Masses at St. Julia to celebrate the Feast of the Baptism of the Lord:
Saturday, January 8th at 4:00 pm
Sunday, January 9th at 8:00 am, 9:30 am, 11:30 am & 5:00 pm
Unable to attend church? Watch the Mass livestreamed or a recording on our Homepage.
God reveals two important mysteries at Jesus’ baptism in the Jordan River. The first is an eternal mystery, while the second is bound up with the course of salvation history.
The first mystery revealed at the Baptism of the Lord Jesus is the Most Holy Trinity. This mystery is not spoken of often in the Gospel accounts, so consider each of the three divine Persons of the Most Holy Trinity in the light of the Lord’s baptism.
Concerning God the Holy Spirit, it’s notable that the Holy Spirit descends in the form of a dove. The dove calls to mind Noah and the Ark. After forty days of the Flood, a dove descended to reveal to Noah that dry land had been found and God’s destruction ended.
In the account of the Baptism of Jesus, the order of events is reversed: Jesus ascends from the water, the dove descends, and then—the next passage in the Gospel according to Mark tells us—Jesus spends forty days in a desert to start His work of restoring life.
In the Flood, God destroyed corrupt human beings to destroy sin. But in the Gospel, Jesus is destroyed by corrupt human beings in order to destroy sin. The former effort failed, while the latter—thanks be to God—has truly won for us God’s victory over sin.
Concerning Jesus, it’s revealed at His Baptism that He is the Son of God. The Church proclaims this truth throughout the Christmas Season, of course. But Jesus is baptized when He is thirty years old. Very likely, the events surrounding the birth of Jesus had been forgotten by many at that point. Yet the Baptism of Jesus was the start of His public ministry. It was important at this point that God the Father would declare Jesus to be His own Beloved Son.
However, today’s feast reveals a second mystery in addition to the mystery of the Trinity’s inner life. Today’s feast of the Baptism of Jesus reveals that you yourself are called to be a child of God by means of sharing in the life and death of Jesus Christ.
Jesus, of course, had no need to be baptized.
He was baptized for the same reason that He became human; for the same reason that He taught and worked miracles; for the same reason that He was crucified, died, and was buried: for us.
Likewise, Jesus was baptized for us. He was baptized to show us the way, because baptism is the way into the life of Jesus, and through Him into the inner life of the Trinity.
Your baptism was the moment when you became one member of Christ’s Body. Your baptism was the moment when Christ’s life became the meaning and goal of your life. Your baptism was the moment when God the Father adopted you as His own child.
Your relationship with God the Father—as one of His very dear children [see Ephesians 5:1)—is the heart of your life as a Christian.

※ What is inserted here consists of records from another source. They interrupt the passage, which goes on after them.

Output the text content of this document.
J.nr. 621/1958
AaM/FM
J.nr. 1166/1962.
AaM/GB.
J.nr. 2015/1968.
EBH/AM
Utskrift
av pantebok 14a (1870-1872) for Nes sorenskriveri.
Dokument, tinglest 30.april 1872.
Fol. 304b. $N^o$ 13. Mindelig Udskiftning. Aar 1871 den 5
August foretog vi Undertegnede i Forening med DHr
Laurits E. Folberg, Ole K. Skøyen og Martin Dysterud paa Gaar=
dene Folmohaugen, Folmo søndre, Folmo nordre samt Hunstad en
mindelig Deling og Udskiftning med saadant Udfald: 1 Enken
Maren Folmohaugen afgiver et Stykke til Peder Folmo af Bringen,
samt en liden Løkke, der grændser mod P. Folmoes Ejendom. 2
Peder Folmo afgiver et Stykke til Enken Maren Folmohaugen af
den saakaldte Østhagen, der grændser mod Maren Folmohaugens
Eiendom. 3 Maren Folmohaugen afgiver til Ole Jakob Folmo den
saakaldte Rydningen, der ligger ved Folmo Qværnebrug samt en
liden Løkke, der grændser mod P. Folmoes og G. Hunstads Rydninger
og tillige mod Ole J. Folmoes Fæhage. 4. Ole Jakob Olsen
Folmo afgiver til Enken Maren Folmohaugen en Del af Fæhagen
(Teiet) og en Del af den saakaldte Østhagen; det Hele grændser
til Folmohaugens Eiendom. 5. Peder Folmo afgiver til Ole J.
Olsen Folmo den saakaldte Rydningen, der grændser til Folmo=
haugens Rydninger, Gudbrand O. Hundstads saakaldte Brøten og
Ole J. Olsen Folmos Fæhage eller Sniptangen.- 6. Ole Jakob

Concerning, finally, the divine Father who adopts sinners through baptism, there are pitfalls that we have to be wary of. First, God as a Father is a father in His own way, not as we might wish. In other words, God is not Santa Claus, who gives us what we want. God is our divine and providential Father who gives us what we need.
Second, God the Father does not remove every obstacle from our path. Some obstacles He does remove for us, out of love. But out of love, some obstacles He does not remove, instead showing us how to resolve them ourselves, and demanding that we take responsibility for that which is in our power.
Third, God the Father doesn’t keep us at a remove. He wants us to become like Himself in all things. He wants us to become like Him even in offering sacrifice. Santa Claus never asks us to give up things, or to sacrifice our very selves.
God the Father does ask that of us, because that’s what He Himself did for us in sacrificing His Son Jesus for our sins. Sacrifice is not the sum total of our relationship with God the Father. But it is the highest measure of whether each of us becomes like Him, which means: whether each of us becomes as loving as He is.